第2話
風呂から上がった俺は、死にゆく子猫を見過ごせない、Ca不足はヒアルロン酸でカバーする、死体の処理は絶対に俺にはできない、そんな思いを胸にバトルスーツを装着するような勇ましい気持ちで寝巻きにしているダルダルのスウェットに袖を通した。時刻は21時、妻子がアニマックスを見ているのを横目に外へ出た。
少し肌寒く感じる気温の中で猫夫婦はますます盛り上がっている。軽装アンド丸腰ではいかにも心細く、また風呂上がりでもあるので濃厚接触必至の肉弾戦は避けたいところ。俺は庭の砂利の中から消しゴムサイズの石を集めた。古来より石を投擲し相手にダメージを与える印地打ちという戦法がある、低価格な武器として合戦や一揆でも用いられていた。下級サラリーマンの武器としてしっくりくるし何より俺は現役の草野球選手、しかも制球力が生命線の打たせて取るタイプのピッチャー、仕事中も持ち歩きたくほど相性抜群のウェポンだ。俺こそが真のストーンズだ。

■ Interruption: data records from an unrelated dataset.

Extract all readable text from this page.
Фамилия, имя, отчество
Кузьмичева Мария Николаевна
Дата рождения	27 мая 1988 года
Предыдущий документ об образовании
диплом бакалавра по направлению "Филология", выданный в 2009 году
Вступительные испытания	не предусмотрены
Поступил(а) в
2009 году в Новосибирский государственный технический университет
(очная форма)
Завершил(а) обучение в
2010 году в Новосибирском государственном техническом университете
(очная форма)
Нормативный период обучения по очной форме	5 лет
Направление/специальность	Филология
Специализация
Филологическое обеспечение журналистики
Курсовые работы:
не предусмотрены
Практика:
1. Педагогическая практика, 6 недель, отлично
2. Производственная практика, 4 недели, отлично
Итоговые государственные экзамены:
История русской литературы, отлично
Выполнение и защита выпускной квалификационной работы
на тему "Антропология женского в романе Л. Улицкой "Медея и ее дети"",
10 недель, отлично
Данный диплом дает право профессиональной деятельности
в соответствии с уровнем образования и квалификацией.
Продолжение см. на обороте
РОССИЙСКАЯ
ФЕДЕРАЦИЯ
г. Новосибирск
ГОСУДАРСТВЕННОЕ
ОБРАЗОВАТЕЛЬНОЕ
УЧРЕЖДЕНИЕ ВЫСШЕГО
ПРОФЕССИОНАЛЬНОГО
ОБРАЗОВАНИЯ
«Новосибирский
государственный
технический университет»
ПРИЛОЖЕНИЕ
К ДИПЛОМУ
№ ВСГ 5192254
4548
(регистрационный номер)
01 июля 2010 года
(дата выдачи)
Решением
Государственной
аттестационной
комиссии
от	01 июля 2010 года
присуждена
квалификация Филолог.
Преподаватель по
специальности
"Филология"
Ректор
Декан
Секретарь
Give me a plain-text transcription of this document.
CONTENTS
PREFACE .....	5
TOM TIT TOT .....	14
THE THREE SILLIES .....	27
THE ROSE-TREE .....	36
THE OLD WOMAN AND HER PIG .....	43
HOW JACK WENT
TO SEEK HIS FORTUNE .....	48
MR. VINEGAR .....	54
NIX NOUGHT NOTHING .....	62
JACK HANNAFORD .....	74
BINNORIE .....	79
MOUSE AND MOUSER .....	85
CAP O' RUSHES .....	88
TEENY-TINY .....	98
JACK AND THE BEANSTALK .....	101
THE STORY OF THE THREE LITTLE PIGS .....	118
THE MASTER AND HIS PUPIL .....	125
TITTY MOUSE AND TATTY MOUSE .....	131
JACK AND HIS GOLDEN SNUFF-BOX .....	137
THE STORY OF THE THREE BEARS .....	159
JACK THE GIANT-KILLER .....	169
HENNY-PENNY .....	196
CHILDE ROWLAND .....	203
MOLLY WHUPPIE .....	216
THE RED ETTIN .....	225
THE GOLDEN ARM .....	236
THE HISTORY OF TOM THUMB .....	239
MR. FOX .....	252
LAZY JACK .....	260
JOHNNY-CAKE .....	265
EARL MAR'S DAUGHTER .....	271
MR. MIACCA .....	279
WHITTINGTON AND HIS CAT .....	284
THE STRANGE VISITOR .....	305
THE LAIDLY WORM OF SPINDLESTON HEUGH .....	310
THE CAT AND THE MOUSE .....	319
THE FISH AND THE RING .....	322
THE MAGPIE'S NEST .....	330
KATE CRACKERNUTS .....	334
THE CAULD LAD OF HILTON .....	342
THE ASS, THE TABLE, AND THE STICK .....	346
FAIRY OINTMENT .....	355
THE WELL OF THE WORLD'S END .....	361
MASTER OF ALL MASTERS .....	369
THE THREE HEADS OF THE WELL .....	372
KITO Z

と言うとまるで討伐モードのように見えてしまうがそれは違う。目的はあくまでも交尾をやめさせ、不憫な子猫の出生率を下げることにある。「あら、隣のイケメンのご主人が野球の練習をしておみえだニャン、見られたら恥ずかしいわ、あなた今日はやめにしない?」猫の奥さんにそう言わせればいい。下手に力んで殺傷するなど許容されるものではない、そんなところを万が一近所の人間の奥さんに見られようものなら「ハリさんのご主人、夜にダルダルのスウェット着て猫に全力で石をぶつけて俺こそストーンズ、ストーンズウワーって騒いでたわ、あの人完全にヤバいわ。」などと変な噂がたったら終わる。なので猫の身体や周囲の目をケアしつつマイルドにスタイリッシュに作戦を遂行しなくてはならない。